When we come to God, we must bring nothing but Christ with us. Any ingredients, or any previous qualifications of our own, will poison and corrupt faith. He that builds upon duties, graces, etc., knows not the merits of Christ. This makes believing so hard, so far above nature. If you believe, you must every day renounce as dung and dross (Phil 3:7-8) your privileges, your obedience, your baptism, your sanctification, your duties, your graces, your tears, your meltings, your humblings, and nothing but Christ must be held up. Every day your workings, your self-sufficiency must be destroyed. You must take all out of God’s hand. Christ is the gift of God (John 4:10). Faith is the gift of God (Eph 2:8). Pardon, a free gift (Isa 45:22). Ah, how nature storms, frets, rages at this, that all is of gilt [superficial brilliance or gloss] and it can purchase nothing with its actings and tears and duties, that all workings are excluded, and of no value in heaven. Thomas Willcox
It is such a foreign thought to modern “Christian” thought that nothing can be brought to God that pleases Him but Christ. While it is true that other things are spoken of as pleasing God, those are things that must be worked in and through the soul by Christ so it is Christ being presented to the Father. How hard it is (impossible by human strength) to be broken from bringing the fruits of our own labors and efforts to God. How hard it is for the human heart to be broken from self enough that all it wants is Christ and the only righteousness it will claim is Christ. After all, Scripture is so clear that Christ is the believer’s righteousness. It is not that hard to intellectually understand that Christ is the righteousness of the believer. It is not that hard to accept or assent to the fact that Christ is the righteousness of the believer. But it is impossible to rid the heart of its inclination and desire to carry some of its own righteousness into the presence of God. The proud human heart is greatly averse to being utterly stripped of all its own righteousness and naked in the presence of God.

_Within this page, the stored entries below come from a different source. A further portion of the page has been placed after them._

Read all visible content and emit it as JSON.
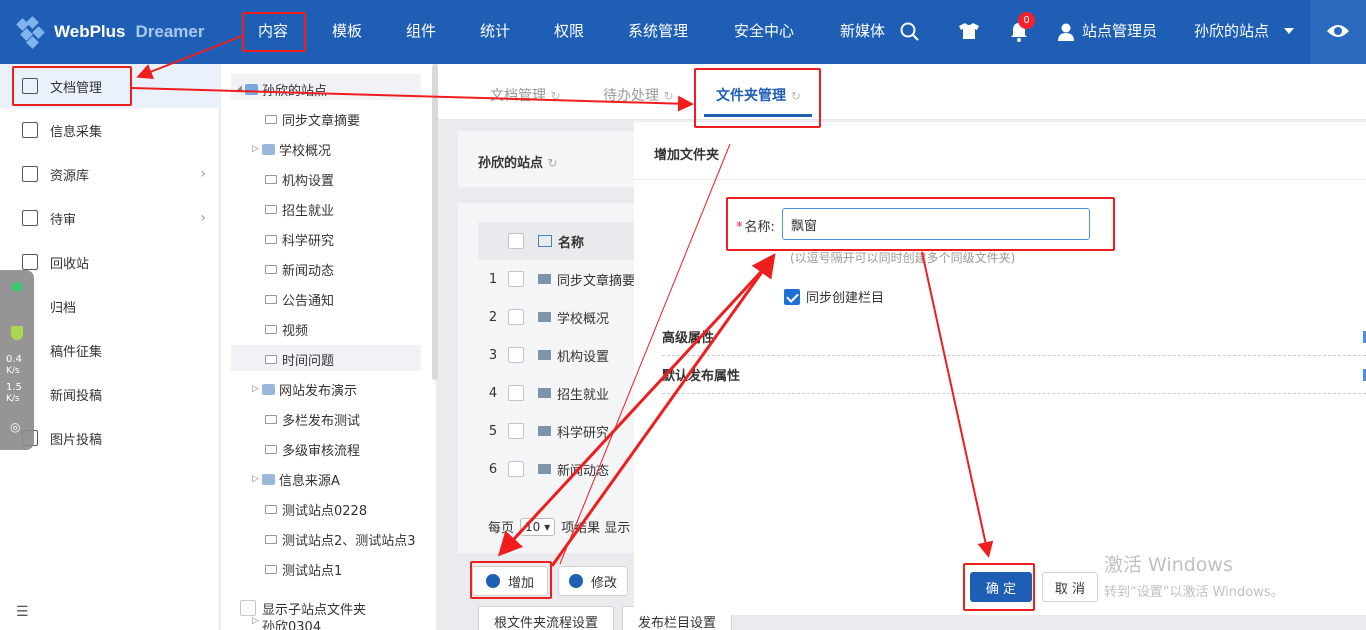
{
  "brand": {
    "name": "WebPlus",
    "sub": "Dreamer"
  },
  "nav": {
    "items": [
      "内容",
      "模板",
      "组件",
      "统计",
      "权限",
      "系统管理",
      "安全中心",
      "新媒体"
    ],
    "notification_count": "0",
    "user": "站点管理员",
    "site": "孙欣的站点"
  },
  "sidebar": {
    "items": [
      "文档管理",
      "信息采集",
      "资源库",
      "待审",
      "回收站",
      "归档",
      "稿件征集",
      "新闻投稿",
      "图片投稿"
    ]
  },
  "speed": {
    "up": "0.4",
    "up_unit": "K/s",
    "down": "1.5",
    "down_unit": "K/s"
  },
  "tree": {
    "root": "孙欣的站点",
    "nodes": [
      "同步文章摘要",
      "学校概况",
      "机构设置",
      "招生就业",
      "科学研究",
      "新闻动态",
      "公告通知",
      "视频",
      "时间问题",
      "网站发布演示",
      "多栏发布测试",
      "多级审核流程",
      "信息来源A",
      "测试站点0228",
      "测试站点2、测试站点3",
      "测试站点1",
      "孙欣0304"
    ],
    "show_child_label": "显示子站点文件夹"
  },
  "tabs": [
    "文档管理",
    "待办处理",
    "文件夹管理"
  ],
  "main": {
    "card_title": "孙欣的站点",
    "col_name": "名称",
    "rows": [
      {
        "num": "1",
        "name": "同步文章摘要"
      },
      {
        "num": "2",
        "name": "学校概况"
      },
      {
        "num": "3",
        "name": "机构设置"
      },
      {
        "num": "4",
        "name": "招生就业"
      },
      {
        "num": "5",
        "name": "科学研究"
      },
      {
        "num": "6",
        "name": "新闻动态"
      }
    ],
    "pager_prefix": "每页",
    "page_size": "10",
    "pager_suffix": "项结果 显示",
    "btn_add": "增加",
    "btn_edit": "修改",
    "btn_root_flow": "根文件夹流程设置",
    "btn_publish_col": "发布栏目设置"
  },
  "modal": {
    "title": "增加文件夹",
    "name_label": "名称:",
    "name_value": "飘窗",
    "hint": "(以逗号隔开可以同时创建多个同级文件夹)",
    "sync_label": "同步创建栏目",
    "sections": [
      "高级属性",
      "默认发布属性"
    ],
    "btn_ok": "确 定",
    "btn_cancel": "取 消"
  },
  "watermark": {
    "line1": "激活 Windows",
    "line2": "转到“设置”以激活 Windows。"
  }
}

Willcox hits the nail on the head when he says that a person that “builds upon duties, graces, etc., knows not the merits of Christ.” What is meant here is not that the person is not aware of the biblical teaching on the matter or that the person does not assent to the biblical teaching or the teaching of the Confession on the matter, but the person is not experimentally acquainted with the reality of the situation. The righteousness and merits of Christ are perfect in all ways and there is nothing else needed to enter into the presence of God. In fact, there is no other righteousness and no other merits other than the righteousness and merits of Christ that are perfect. In trying to come to God based on anything else but Christ is an effort to get God to accept less than Christ and less than perfection.
Why would the human heart desire to build upon duties, graces, and so on in order to have a way to God? Why would the human heart long to find something in self to be righteous? Why would the human heart long to do something that it could trust in as righteous? It is because the human heart does not know or experimentally know the perfection of the merits of Christ. Those who have seen and know through trials and afflictions the perfect merits and righteousness of Christ have no desire or need to think of themselves as righteous because the perfect righteousness and merits of Christ is all that can be needed. The righteousness and merits of Christ render all the righteousness and merits of human beings toward salvation as utterly useless, though it should also be said that no human being can earn merit before God because all that a human does is tainted with imperfection and sin.
A vital part of coming to God is coming to Him with Christ alone and by grace alone. Any attempt to bring in any qualifications for self is an attempt to add to Christ. Any attempt to add to Christ is really an attempt (even if not intended in that way) to detract from Him. Christ alone is the way to the Father. Christ alone can show us the Father. Christ alone can give a perfect righteousness so that we can be holy and blameless before Him. Christ alone can provide a perfect propitiation so that our sins may be wiped away. Oh how our hearts must learn to search out and detect all the hidden deceptions and confidences of the heart that we have in terms of merit and righteousness that we may come to the Father with Christ and Christ alone. While the flesh, pride, and self will fight this in many ways, the Spirit of the living God will bring His people to the realization of their emptiness and helplessness and so they will see the depths of their inability to do this without Christ.